My Presentation Prep

  1. 2-3 minute presentation due in-class Week 7 (5%, pass/fail); tell us what you’re exploring, try to identify where you’ll head for later projects; what really interests you about genre? What’s inspired you? This presentation should indicate your ‘Genre Trajectory’, which will be important for Project Brief 4.

 

Brief Intro

  • In Project Brief 2 I explored the difference between neo-traditional romantic comedies (films like Annie Hall and Sleepless in Seattle) and Hollywood Romantic comedies (the example I wrote about was the far-fetched love story in Singing in the Rain). A major difference between these two sub-genres is that the neo-traditional comedy is rooted in realism whereas the Traditional Hollywood ones aren’t. This makes these Neo-Traditional comedies much more relatable and in turn the audience can identify and empathise with the characters on a more significant and intimate basis.
  • I then began to explore identification and empathy within genre. A theorist called Berys Gauts suggested that there are two categories of emotions in cinema.
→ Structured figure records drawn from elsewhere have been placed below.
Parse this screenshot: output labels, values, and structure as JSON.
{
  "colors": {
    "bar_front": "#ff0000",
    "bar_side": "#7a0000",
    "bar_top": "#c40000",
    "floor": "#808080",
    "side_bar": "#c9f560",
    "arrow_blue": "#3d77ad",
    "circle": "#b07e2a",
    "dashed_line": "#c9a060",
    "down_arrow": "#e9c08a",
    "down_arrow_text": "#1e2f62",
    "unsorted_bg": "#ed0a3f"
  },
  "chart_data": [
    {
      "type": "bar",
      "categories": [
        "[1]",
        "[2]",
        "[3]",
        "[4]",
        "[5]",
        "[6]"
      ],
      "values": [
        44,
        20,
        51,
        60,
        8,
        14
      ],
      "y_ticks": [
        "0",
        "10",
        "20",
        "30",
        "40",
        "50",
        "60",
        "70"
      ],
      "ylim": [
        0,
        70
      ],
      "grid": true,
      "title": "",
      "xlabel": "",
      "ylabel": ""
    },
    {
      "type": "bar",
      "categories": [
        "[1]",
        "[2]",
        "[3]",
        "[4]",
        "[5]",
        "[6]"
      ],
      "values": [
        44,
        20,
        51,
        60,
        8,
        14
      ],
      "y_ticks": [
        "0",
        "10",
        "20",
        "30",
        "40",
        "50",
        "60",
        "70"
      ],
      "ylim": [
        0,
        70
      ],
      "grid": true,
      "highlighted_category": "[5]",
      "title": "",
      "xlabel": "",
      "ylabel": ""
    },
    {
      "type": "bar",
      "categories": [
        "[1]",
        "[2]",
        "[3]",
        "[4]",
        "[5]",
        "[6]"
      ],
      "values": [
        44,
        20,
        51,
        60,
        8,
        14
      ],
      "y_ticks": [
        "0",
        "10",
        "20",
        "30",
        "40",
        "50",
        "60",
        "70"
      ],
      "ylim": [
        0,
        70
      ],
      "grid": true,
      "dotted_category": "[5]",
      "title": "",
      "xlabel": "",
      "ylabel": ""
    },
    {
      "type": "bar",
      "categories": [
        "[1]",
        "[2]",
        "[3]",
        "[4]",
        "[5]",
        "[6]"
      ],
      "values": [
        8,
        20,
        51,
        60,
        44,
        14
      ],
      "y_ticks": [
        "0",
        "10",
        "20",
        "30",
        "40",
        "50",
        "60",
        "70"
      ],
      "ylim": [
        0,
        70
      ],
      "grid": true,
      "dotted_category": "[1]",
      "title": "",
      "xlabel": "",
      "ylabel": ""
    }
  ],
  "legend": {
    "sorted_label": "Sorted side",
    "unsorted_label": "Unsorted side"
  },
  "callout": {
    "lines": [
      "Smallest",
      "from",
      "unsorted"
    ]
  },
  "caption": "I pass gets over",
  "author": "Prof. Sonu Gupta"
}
The first is artificial emotions (which are emotions purely drawn from film technique such as a beautiful shot, music, fantastic editing). In this case the audience doesn’t need to know anything about character-its all film (so like an opening shot of a movie that evokes a certain feeling). The other type of emotion is Representational Emotions where emotion is not drawn from any film techniques but from the Story Events in the film. This type has everything to do with story, narrative and character.
  • I’ve Currently shifted away from that. I’ve been looking at the Western Genre. In particular Revisionist Westerns and how revisionist westerns exploit genre traditions. I watched ‘Unforgiven’ and ‘Once upon a time in the West’. Unforgiven is by Clint Eastwood, written on my DVD of the film was a quote that Eastwood told the Daily Telegraph. He said that it was everything he had to say about the Western Genre. It questioned the authenticity of Western storytelling by suggesting that the stories that spawn from the frontier are hyperbolised to the point of fiction-they are not grounded in reality at all (in the film there is a writer who does this). Eastwood is saying that the reality of the west and the depiction of the West is very different. He also depicted Violence in a unique way. Traditional Westerns romanticise violence to a point where the significance of death becomes numbed and people die everywhere and the audience doesn’t feel anything however in Unforgiven a young gunslinger quits his life as a cowboy after killing one criminal because he took absolutely everything away from the man-he understood the significance of it. Once Upon a time in the west is significant because it isn’t clear cut, Leone doesn’t offer a world of good vs bad like in normal westerns, instead he offers an ultra-capitalist world where everyone operates at random in order to benefit themselves. These films and the relevant essays I’ve read on them and the genre lead me to my contention that The Western is at its most significant when operating outside of genre tradition.
  • I think in my next project I’m continue exploring genre films subverting and operating outside of genre traditions.